IN148 diode temperature measurement circuit

A diode IN4148 temperature circuit is presented. The circuit operates within a temperature range of -25 to 125 degrees Celsius, with an accuracy of 0.5. The core components of the operational amplifier circuit consist of four LMC660 amplifiers. It features a voltage gain of 126 dB, an input voltage drift of 3 mV, a temperature drift of 1.3 µV/°C, and an input bias current as low as 2 pA. The distortion is measured at 0.01% (at 10 kHz), with a conversion rate of 1.1 V/µs. The circuit operates in single supply mode with a voltage range of +5 to +15 V. Three of the operational amplifiers (A1) form a differential instrumentation amplifier (A3), where A1 and A2 serve as the inverting inputs. The inputs of A3 are symmetrical. When R4 equals R5, the output voltage is determined by the formula vo = (VA - VB) * R1R3 / [R4 * (2R1 + R2)], where VA and VB are the potentials at points A and B, respectively. The change in the output signal from point A is influenced by the set-point potential at point B. As the potentials at point A and VB vary with temperature, the output voltage vo is amplified accordingly. RP3 is used for zero adjustment, ensuring that the output voltage is calibrated to 0.0 mV. RPi is for gain trimming, while RP2 is for adjusting the common-mode rejection ratio (CMRR).

The IN4148 diode temperature circuit is designed to measure temperature variations with high precision and accuracy. The operational amplifier configuration, particularly the use of the LMC660 components, allows for significant amplification of small voltage changes, making it suitable for applications requiring sensitive temperature measurements. The specified temperature range of -25 to 125 °C ensures versatility in various environmental conditions, while the accuracy of 0.5 °C enhances the reliability of readings.

The differential instrumentation amplifier configuration is crucial for rejecting common-mode signals, which could introduce noise and inaccuracies in the temperature readings.
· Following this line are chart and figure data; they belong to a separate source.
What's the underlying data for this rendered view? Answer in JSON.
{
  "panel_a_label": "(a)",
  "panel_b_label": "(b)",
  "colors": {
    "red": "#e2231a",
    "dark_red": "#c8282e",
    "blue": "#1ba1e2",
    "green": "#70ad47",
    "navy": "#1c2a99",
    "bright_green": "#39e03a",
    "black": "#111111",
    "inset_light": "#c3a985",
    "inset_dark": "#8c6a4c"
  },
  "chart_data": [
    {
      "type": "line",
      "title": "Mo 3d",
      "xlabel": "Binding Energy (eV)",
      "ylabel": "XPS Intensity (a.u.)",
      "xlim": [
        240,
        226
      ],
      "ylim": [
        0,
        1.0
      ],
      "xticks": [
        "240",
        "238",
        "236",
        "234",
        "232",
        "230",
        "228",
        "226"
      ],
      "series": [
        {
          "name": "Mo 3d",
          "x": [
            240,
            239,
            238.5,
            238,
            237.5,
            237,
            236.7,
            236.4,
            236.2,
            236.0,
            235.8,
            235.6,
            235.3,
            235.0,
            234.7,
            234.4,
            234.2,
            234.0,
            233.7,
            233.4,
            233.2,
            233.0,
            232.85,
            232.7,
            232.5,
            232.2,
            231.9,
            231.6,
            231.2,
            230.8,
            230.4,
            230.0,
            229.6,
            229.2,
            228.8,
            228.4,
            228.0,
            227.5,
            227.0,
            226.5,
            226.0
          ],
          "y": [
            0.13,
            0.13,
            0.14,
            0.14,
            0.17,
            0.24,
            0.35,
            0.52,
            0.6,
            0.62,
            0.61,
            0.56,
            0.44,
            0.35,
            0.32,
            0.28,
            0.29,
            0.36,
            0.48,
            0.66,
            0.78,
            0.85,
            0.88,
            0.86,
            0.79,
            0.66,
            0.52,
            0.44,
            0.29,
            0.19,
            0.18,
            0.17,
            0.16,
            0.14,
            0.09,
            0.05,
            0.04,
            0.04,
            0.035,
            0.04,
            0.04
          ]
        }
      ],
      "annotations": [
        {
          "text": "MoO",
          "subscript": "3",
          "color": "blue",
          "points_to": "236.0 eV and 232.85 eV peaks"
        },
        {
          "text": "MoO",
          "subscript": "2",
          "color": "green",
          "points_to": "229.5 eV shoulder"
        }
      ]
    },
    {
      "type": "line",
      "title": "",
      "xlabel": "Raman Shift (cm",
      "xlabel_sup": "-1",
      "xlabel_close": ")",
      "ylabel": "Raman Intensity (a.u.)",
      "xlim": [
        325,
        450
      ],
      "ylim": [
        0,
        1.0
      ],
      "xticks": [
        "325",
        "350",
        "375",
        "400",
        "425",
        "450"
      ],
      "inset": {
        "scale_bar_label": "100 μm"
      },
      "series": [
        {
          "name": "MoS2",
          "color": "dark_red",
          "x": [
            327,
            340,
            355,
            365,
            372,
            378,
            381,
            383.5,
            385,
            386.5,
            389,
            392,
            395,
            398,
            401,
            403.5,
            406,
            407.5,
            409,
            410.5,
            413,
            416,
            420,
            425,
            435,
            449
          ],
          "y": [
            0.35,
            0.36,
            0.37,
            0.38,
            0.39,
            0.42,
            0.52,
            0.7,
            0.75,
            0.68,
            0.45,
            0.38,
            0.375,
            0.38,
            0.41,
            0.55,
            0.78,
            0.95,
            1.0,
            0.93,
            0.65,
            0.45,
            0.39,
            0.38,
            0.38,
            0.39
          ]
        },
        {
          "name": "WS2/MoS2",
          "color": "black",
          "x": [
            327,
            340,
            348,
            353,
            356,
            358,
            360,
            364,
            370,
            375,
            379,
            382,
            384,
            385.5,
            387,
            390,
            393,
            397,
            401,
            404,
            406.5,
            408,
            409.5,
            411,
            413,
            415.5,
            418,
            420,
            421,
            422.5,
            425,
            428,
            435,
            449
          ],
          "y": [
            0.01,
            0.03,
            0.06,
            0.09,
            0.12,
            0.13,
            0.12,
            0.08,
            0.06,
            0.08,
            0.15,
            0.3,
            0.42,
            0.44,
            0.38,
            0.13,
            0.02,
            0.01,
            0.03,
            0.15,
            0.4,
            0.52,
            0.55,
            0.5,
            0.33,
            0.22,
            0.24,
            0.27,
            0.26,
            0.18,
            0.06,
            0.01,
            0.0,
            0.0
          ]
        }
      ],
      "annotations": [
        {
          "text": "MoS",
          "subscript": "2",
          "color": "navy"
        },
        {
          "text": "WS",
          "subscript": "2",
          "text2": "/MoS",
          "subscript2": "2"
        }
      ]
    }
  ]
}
By employing three operational amplifiers, the circuit achieves a high input impedance and a low output impedance, facilitating better signal integrity and minimizing the loading effect on the sensor.

The adjustable resistors RP1, RP2, and RP3 provide flexibility in fine-tuning the circuit's performance. RP1 allows for precise gain adjustments, ensuring that the output voltage corresponds accurately to the input signal. RP2's role in CMRR adjustment is vital for maintaining the circuit's performance in noisy environments, while RP3 enables zero offset calibration, which is essential for accurate temperature readings from the sensor.

Overall, this diode IN4148 temperature circuit exemplifies a well-engineered solution for precise temperature measurement, leveraging advanced operational amplifier technology to achieve high performance in a compact design.A diode IN4148 temperature circuit is shown. The circuit temperature range - 25-125, accuracy of soil 0.5. Core elements of the operational amplifier circuit is four LMC660, it s voltage gain of 126dB, the input voltage drift 3mV, temperature drift 1.3hcV/C, input bias current as low as 2pA, distortion of 0.Ol% (lOkHz), the conversion rate of 1. IV/hLS, working in single supply mode, a voltage range of +5 + 15V. LMC660 three of the operational amplifier Al constitute a differential instrumentation amplifier A3, Al and A2 inverting input of the inverting input, A3 inputs are symmetrical, when R4 Rs, the output voltage is determined by vo ( VA - VB) 1R2R3/[R4 (2Ri + R2)]} where, V, as a, B two points of potential, once the set-point potential B, the amount of change of the output signal from the a, respectively, on the decision point potential a.

Due to the potential of the point A and VD varies with temperature, after which the amplified output voltage variation vo. RP3 for adjusting the zero, 0, the tone RP3, so that the output voltage is 0.OmV. RPi trim gain, RP2 trim CMRR.